Rakyat tak henti-hentinya berdoa agar kerajaan mereka menang.

Arthur duduk gagah di atas kudanya, mengenakan baju zirah perak yang berkilauan di bawah sinar matahari. Sementara itu, Rhea dan Serena duduk di dalam kereta kuda, melambaikan tangan dan menyembulkan kepala mereka keluar, menampilkan senyum semanis mungkin.

Sungguh narsis!

Karena sudah lelah, akhirnya Rhea dan Serena kembali duduk dengan anggun di dalam kereta, melepaskan senyum dan lambai tangan mereka yang penuh semangat sebelumnya.
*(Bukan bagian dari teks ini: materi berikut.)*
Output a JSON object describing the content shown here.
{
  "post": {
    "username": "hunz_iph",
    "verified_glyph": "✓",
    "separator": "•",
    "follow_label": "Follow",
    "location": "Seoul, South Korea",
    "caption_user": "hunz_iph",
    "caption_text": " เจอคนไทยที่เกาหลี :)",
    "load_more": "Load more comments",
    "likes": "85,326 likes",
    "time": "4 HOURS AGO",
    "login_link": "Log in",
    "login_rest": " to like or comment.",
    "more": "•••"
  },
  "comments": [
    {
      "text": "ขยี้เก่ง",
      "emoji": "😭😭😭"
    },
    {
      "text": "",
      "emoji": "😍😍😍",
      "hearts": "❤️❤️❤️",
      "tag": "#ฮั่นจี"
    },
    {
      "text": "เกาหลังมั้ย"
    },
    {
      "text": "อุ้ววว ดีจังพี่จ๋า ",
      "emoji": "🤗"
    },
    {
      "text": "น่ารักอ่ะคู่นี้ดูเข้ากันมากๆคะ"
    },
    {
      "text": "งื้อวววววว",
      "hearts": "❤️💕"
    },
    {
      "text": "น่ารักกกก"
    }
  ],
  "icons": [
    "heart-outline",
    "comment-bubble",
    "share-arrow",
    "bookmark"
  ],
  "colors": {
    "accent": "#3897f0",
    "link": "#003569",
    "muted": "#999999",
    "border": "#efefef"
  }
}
“Berasa jadi idol kpop,” ujar Serena.

“Halu!” sahut Rhea.

Serena memberengut kesal. “Yee, nggak bisa liat orang seneng aja lo.”

Sampailah mereka di sebuah lapangan yang terletak di tengah alun-alun kota. Ratusan bahkan ribuan ksatria berjejer rapi di sana.

Sementara para bangsawan yang ikut dalam perang sudah bersiap di atas kuda mereka. Serena yang melihat ayahnya, langsung berlari mendekatinya, dan memeluknya dengan erat.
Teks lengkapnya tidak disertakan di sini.